The layers of narration in “Speaking of Courage” can be seen as a technique that the characters use to deal with survivor’s guilt. In the story, Tim O’Brien tells the story of Norman Bowker thinking about how to tell the story of Kiowa’s death. As readers, we are several steps removed from the death, both temporally, since the story of the death is told after the end of the war, and in terms of the narrative, since there are two separate characters between us and Kiowa’s death. As a result, the story is as much about how these characters deal with the story of Kiowa’s death as about Kiowa’s death itself. Norman Bowker, for example, thinks that he was as brave as he thought he could have been, but that even that much bravery was not enough to save his friend. Such commentary provides us insight not only into Kiowa’s death but also into Bowker’s emotions.
“Speaking of Courage” explores the way that telling stories simultaneously recalls the pain of the war experience and allows soldiers to work through that pain after the war has ended.
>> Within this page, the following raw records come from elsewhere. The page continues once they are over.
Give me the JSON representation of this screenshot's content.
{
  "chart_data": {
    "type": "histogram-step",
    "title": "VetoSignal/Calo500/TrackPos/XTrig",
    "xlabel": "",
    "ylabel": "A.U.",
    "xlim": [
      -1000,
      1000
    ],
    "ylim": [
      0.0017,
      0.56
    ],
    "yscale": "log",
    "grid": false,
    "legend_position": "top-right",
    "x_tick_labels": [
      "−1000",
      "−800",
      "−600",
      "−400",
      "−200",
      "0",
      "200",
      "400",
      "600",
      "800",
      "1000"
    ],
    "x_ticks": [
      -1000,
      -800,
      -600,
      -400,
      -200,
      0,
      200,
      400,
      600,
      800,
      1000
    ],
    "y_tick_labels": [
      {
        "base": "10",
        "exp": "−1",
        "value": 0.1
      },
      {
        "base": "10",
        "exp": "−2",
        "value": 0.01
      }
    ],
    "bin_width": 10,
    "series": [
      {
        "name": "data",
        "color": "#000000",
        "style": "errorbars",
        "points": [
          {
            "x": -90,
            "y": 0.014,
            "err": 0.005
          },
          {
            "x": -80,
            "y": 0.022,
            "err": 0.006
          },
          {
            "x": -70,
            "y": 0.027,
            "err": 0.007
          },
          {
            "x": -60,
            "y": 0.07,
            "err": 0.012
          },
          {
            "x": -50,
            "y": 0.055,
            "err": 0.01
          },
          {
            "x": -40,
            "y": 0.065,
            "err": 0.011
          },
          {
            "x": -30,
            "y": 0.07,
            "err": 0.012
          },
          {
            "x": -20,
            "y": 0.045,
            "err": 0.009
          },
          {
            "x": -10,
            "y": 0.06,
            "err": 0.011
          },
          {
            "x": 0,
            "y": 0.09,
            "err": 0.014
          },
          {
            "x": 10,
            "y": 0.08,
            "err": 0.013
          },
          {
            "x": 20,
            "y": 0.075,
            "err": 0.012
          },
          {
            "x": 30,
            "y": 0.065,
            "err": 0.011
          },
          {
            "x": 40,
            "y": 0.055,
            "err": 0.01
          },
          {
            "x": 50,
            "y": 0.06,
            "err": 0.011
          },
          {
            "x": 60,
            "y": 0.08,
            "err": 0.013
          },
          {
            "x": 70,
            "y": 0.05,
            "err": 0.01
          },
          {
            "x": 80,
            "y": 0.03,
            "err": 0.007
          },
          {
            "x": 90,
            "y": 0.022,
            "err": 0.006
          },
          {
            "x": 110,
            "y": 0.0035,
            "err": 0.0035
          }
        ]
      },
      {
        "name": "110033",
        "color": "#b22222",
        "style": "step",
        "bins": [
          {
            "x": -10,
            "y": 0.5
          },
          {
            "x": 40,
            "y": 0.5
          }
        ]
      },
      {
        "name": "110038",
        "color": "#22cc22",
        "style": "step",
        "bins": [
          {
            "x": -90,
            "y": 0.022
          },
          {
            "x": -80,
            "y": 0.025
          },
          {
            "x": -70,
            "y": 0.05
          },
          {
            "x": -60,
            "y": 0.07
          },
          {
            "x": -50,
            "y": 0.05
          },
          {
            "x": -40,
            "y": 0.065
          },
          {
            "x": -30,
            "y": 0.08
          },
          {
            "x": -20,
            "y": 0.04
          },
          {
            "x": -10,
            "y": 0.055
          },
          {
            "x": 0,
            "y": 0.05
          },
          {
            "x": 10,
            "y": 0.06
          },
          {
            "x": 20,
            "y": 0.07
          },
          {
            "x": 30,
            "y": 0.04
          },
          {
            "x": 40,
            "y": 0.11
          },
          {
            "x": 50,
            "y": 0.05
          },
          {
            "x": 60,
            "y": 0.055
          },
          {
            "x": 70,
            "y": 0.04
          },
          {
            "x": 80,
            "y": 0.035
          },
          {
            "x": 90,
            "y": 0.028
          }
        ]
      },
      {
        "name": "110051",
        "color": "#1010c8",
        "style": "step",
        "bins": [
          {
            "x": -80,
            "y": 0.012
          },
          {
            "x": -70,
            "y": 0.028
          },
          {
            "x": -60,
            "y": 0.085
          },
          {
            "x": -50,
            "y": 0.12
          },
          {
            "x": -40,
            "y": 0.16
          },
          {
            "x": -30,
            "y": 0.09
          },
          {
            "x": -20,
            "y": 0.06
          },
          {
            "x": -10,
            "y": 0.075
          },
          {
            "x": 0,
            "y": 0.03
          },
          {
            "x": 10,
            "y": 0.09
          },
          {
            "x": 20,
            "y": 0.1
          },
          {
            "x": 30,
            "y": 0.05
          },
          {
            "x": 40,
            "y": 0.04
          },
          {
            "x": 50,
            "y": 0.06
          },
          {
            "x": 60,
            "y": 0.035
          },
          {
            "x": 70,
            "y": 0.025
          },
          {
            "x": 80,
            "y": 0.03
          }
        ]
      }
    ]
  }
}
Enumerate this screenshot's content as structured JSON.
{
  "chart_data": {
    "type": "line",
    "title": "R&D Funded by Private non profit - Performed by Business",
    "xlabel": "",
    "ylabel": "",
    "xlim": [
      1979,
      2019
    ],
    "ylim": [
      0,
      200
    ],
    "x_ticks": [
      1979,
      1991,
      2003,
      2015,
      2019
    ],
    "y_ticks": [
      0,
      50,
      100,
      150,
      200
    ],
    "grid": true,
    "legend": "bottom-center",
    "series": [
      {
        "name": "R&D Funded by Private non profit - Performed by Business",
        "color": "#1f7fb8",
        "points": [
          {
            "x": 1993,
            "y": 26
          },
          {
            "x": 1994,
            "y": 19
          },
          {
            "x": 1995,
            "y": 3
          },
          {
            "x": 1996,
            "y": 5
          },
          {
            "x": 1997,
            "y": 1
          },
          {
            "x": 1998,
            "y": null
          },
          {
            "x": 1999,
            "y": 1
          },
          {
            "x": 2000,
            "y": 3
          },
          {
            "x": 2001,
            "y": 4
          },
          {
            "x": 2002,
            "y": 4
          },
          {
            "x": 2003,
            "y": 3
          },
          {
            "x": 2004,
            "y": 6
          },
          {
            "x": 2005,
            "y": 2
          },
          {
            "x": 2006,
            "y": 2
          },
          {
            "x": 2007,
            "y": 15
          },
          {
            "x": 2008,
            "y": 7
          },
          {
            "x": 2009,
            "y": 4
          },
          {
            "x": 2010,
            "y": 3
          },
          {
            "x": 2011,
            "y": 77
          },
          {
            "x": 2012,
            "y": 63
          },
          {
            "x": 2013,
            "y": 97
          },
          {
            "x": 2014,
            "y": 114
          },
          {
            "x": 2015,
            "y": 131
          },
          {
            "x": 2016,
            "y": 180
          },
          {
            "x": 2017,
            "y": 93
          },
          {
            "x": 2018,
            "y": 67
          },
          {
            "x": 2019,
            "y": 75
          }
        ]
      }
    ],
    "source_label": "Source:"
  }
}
O’Brien and Bowker illustrate how speaking or not speaking about war experience affects characters. O’Brien deals with his memories and his guilt by writing stories about his fellow soldiers. At the same time that these stories make the experience of the war present for O’Brien again, they also distance him from the horrors. He writes in the past tense, differentiating between his present self and the self that fought in the war. Bowker, on the other hand, is unable to use the act of telling to negotiate the trauma of war. He drives around silently, with no one to talk to. Ironically, because he cannot speak about his war experience with anyone, he cannot leave it behind him. While O’Brien uses dialogue and communication to analyze and come to terms with his experience, Bowker’s lack of an audience prevents him from arriving at a similar understanding.